Sunday, June 10, 2012

Action Guidance and Rational Decision Procedures

With the background out of the way, let's now look at how we should go about formulating a "decision procedure" to complement our moral theory's criterion of rightness.

I'm going to contrast two broad approaches to this issue. The first -- what we might call "instruction manual" -- approach, tries to specify what Holly Smith (in 'Subjective Rightness') calls “a type of duty to which the agent has infallible access in his decision-making,” however confused or misguided he may be. The focus is very much on developing a decision procedure that (almost) any agent can implement without difficult. Feldman follows this tradition in his 'True and Useful'. On p.164, for example, he suggests as a heuristic for explicating subjective rightness a "Moral Guide" who, faced with an irresponsibly reckless agent, responds: "I won't comment on your policy concerning this sort of case. I will simply tell you what, given that you have those moral views, you ought2 to do..."

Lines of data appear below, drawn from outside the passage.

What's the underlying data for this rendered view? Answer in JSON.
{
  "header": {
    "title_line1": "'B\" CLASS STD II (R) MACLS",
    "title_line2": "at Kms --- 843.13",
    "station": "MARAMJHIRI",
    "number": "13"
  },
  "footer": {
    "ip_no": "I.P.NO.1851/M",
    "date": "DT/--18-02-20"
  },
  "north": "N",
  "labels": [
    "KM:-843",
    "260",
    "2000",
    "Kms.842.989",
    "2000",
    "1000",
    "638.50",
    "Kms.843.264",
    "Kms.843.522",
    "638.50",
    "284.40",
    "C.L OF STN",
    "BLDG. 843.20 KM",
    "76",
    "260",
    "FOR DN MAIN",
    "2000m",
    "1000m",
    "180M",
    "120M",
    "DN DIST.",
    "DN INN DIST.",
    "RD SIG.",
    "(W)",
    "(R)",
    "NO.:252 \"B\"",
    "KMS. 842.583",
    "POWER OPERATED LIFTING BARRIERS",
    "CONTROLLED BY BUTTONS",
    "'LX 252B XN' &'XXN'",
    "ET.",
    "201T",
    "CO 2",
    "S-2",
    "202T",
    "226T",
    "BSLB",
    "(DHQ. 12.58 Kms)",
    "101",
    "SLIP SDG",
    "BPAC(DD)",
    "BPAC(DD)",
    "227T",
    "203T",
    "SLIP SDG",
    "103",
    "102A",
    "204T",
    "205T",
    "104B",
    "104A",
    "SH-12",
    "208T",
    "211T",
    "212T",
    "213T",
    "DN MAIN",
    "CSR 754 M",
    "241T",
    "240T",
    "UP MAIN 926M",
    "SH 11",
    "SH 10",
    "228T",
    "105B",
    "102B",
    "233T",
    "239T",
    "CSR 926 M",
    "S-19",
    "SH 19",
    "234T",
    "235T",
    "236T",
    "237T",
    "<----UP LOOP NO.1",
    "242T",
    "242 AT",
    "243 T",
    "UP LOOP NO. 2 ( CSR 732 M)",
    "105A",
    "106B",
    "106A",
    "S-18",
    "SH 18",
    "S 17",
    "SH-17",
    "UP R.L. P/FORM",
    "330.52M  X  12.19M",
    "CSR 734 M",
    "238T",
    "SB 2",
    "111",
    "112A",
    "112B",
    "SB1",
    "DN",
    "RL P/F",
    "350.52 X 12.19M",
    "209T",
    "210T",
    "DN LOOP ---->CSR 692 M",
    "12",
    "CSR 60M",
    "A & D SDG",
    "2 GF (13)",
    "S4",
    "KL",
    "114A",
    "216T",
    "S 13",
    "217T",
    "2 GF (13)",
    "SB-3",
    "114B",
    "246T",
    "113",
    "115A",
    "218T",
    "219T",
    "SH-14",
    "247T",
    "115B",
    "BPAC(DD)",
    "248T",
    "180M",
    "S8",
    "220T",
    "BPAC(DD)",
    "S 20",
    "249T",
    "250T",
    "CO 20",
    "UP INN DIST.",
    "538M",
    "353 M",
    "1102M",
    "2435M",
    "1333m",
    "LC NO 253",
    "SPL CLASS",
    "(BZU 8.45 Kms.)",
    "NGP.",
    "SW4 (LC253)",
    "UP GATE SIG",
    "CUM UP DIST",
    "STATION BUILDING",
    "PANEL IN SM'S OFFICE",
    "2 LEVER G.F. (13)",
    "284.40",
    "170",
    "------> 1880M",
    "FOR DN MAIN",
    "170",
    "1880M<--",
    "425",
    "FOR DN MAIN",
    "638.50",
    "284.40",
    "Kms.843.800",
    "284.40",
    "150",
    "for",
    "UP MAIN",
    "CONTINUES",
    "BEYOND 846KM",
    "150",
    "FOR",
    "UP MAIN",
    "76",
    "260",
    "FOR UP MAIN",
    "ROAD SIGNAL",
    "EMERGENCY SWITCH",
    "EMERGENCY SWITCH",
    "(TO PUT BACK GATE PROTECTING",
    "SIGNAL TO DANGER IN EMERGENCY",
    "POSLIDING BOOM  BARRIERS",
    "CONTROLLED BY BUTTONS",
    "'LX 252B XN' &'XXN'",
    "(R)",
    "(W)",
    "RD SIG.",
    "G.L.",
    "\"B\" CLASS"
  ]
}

I think that this is not good advice. We should not just hold fixed an agent's unreasonableness when trying to determine what they ought (in the deliberative sense) to do. Rather, on the alternative approach that I favour, we're interested in what a rational decision-procedure would look like, or what it would be rational for the agent to do, given their evidence. Part of what this requires is that the agent responds appropriately to their evidence, and so holds non-crazy normative views. If an agent begins with crazy normative views, or reckless dispositions, there's no normatively significant sense in which they "ought" to follow through on this initial mistake. Rather, they ought (by any genuinely normative sense of "ought") to revise their irrational views and behave reasonably. That, I hold, is what is required for an agent to act commendably. The relevant decision procedure for a two-level moral theory is thus whatever decision procedure constitutes rationality from a moral point of view, or evidence-relative rightness, not Smith's "subjective rightness".

As I put it in my old essay on Objective and Subjective Oughts:
Even when considering the project of creating an 'instruction manual' that agents may use as a guide in making their way about the world, I think we should be satisfied by norms that will serve to guide a sufficiently competent and well-functioning agent in the right direction. Others have hoped to find moral norms that even the most incompetent agent can apply without difficulty. The problem with this hope is that incompetent agents will, being incompetent, inevitably end up doing rather poorly on many occasions. So if we want to tailor our instruction manual to cater to their limited abilities, we are going to end up instructing agents to act poorly...

So we shouldn't feel compelled to write an instruction manual that's easy for anyone (however incompetent) to follow, because the resulting advice would no longer have any value. At the other extreme, I certainly acknowledge that there's little use for instructions that appeal to unknowable conditions (e.g. the Moore-paradoxical: “what to do if you believe that p but p is false at the time of reading this instruction...”). Still, there may be plenty of value to be found in an instruction manual that appeals to evidential conditions (e.g. “what to do if your evidence supports 0.2 - 0.4 credence in p”), since we are often able to judge our evidence correctly. Granted, if we are so ill-constituted as to be unable to respond appropriately to evidence, then we will be equally unable to be guided by these normative (rational) requirements. That'd certainly be unfortunate, but I think any complaint about this situation is more fairly directed at the world (for containing ill-constituted agents in the first place) than at our normative theory (for failing to achieve the impossible with them).

I conclude there that "real normativity is inevitably laced with objectivity, in the sense that merely trying hard to be reasonable is no guarantee of success." Once we appreciate this point, I think it undermines the motivation for the excessively "subjective" approach of Smith and Feldman. It's true that we need to supplement our objective criteria of rightness with an account of what it's rational for agents to do given their limited evidence. And for cognitively limited human agents, I don't think the answer will be as simple as "maximize expected utility" -- I spell out a more nuanced approach here. But once we have an account of what it's rational for non-ideal agents to do, I'm not convinced that there are any norms more subjective than that, that are worth looking for.